HoardingSamphireSaurus · 17/10/2021 16:36

Stop it!

Stop dwelling on it, catastrophising it, relating to it, reliving it, reworking it into the perfect excuse not to drive again. It was an incident you almost turned into an accident. Learn from it, don't throw away all the time, money and effort expended on learning to drive.

You are new to driving, you have many years of collateral damage to collect yet. Get your head round it. Get back in the car and choose not to lose your head again.

Harsh? Well yes, you are driving a ton of metal at speed. You adjust to that and you gain confidence from the miles your drive.

We all have moments like that, mine seem to have been birds: from the pheasant I ran over to the robin I found in the front grille. It happens, it's horrid and you move on.

HoardingSamphireSaurus · 17/10/2021 16:37

@MissMaple82

Your husbands a dick. I'd of swerved too.. anybody who doesn't is just a c#%t
No. Anyone who wouldn't have would be a sensible driver who correctly assessed the relative risk of the road.

A couple of ducks vs. 2 carloads if people.

RiderGirl · 17/10/2021 16:41

The first animal I ever hit when driving was an owl. I was dropping some family to the airport at night, was driving on a country road and it was just stood in the middle of the road as I came round a corner, couldn't avoid it.

To make matters worse Springwatch was on the TV at the time, it was filmed really near to where I hit the owl and they'd been following the progress if a family of owls and their chicks. Yes you've guessed it, after that night Daddy owl was strangely missing. I almost certainly killed a celebrity owl and had to watch newly single mummy owl struggle to raise her chicks on TV.

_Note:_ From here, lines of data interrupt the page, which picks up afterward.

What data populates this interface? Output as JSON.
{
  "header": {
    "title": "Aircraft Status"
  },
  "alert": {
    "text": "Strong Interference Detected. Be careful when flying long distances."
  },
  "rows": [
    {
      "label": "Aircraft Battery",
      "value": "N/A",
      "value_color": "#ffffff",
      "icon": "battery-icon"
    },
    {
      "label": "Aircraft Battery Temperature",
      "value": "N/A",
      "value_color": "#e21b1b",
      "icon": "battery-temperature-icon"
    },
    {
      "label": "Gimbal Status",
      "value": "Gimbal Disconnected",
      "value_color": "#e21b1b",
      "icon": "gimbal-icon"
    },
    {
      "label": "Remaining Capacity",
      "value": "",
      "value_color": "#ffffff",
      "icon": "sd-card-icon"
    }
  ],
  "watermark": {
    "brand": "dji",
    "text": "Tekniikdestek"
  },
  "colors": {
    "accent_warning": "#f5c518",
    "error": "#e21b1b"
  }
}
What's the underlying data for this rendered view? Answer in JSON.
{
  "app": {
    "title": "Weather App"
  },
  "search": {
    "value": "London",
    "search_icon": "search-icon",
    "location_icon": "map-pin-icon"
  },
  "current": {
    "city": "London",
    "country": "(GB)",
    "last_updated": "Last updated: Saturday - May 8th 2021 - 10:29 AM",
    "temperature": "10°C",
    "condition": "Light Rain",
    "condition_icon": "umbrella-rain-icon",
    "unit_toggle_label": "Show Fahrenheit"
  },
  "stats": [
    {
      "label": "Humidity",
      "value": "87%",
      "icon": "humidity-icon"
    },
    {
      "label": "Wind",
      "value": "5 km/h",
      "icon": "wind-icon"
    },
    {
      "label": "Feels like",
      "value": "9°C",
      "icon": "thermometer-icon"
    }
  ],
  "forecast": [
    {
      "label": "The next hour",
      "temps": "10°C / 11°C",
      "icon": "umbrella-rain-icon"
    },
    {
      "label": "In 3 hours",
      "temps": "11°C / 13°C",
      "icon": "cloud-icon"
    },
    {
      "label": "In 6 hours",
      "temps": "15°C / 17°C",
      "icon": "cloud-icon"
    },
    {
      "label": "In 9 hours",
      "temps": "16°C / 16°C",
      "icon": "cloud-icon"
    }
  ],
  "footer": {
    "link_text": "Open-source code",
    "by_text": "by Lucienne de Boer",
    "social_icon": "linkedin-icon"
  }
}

Have felt guilty for years.

MsWalterMitty · 17/10/2021 17:33

@RiderGirl

The first animal I ever hit when driving was an owl. I was dropping some family to the airport at night, was driving on a country road and it was just stood in the middle of the road as I came round a corner, couldn't avoid it.

To make matters worse Springwatch was on the TV at the time, it was filmed really near to where I hit the owl and they'd been following the progress if a family of owls and their chicks. Yes you've guessed it, after that night Daddy owl was strangely missing. I almost certainly killed a celebrity owl and had to watch newly single mummy owl struggle to raise her chicks on TV.

Have felt guilty for years.

😱
fuckoffImcounting · 17/10/2021 17:42

You poor thing Flowers. Emotional Freedom Technique can help you move on from trauma (which is what you have experienced). I use this one:
You can just do the exercise, you don't need to to the preparation work suggested. You will be absolutely fine.

Weseylady · 17/10/2021 17:42

It is traumatic. It wull fade. Cant b helped.
Are you veggie or vegan ? If u eat meat animals suffer all the time and much more rhan those ducks will have done for much if the meats.we find on plates.

DarlingFell · 17/10/2021 18:12

Aww OP, don’t beat yourself up, it sounds like the ducks wouldn’t have known anything about being hit and they didn’t suffer. I live rurally and the roads around me are covered in roadkill, it’s really sad but an inevitable consequence of living and driving in the countryside. I have swerved many animals but only when safe. I have also killed two squirrels in separate occasions. I felt terrible. My DH calls me the squirrel slayer 🤦🏻‍♀️

Please forgive yourself. The fact that you are feeling this event so deeply shows what a lovely kind person you are Flowers you have beaten yourself up enough. Time to move on

icedcoffees · 17/10/2021 18:30

@MissMaple82

Your husbands a dick. I'd of swerved too.. anybody who doesn't is just a c#%t
Then you shouldn't be behind the wheel.

If OP's husband hadn't grabbed the wheel, she'd have been in a head-on collision with another car and would possibly have killed somoeone.

garlictwist · 17/10/2021 18:33

I ploughed straight into a pigeon the other day on my street. I didn't even slow down as I assumed it was just going to fly away - only it didn't. I feel very bad. But the death of a few birds is nothing if it means you don't crash into something else that would be more serious.

ArabellaScott · 17/10/2021 18:36

Oh, OP. I'm so sorry. It sounds like it was a quick death for the ducks. These things happen, sadly. I'm very glad you and your DH are safe.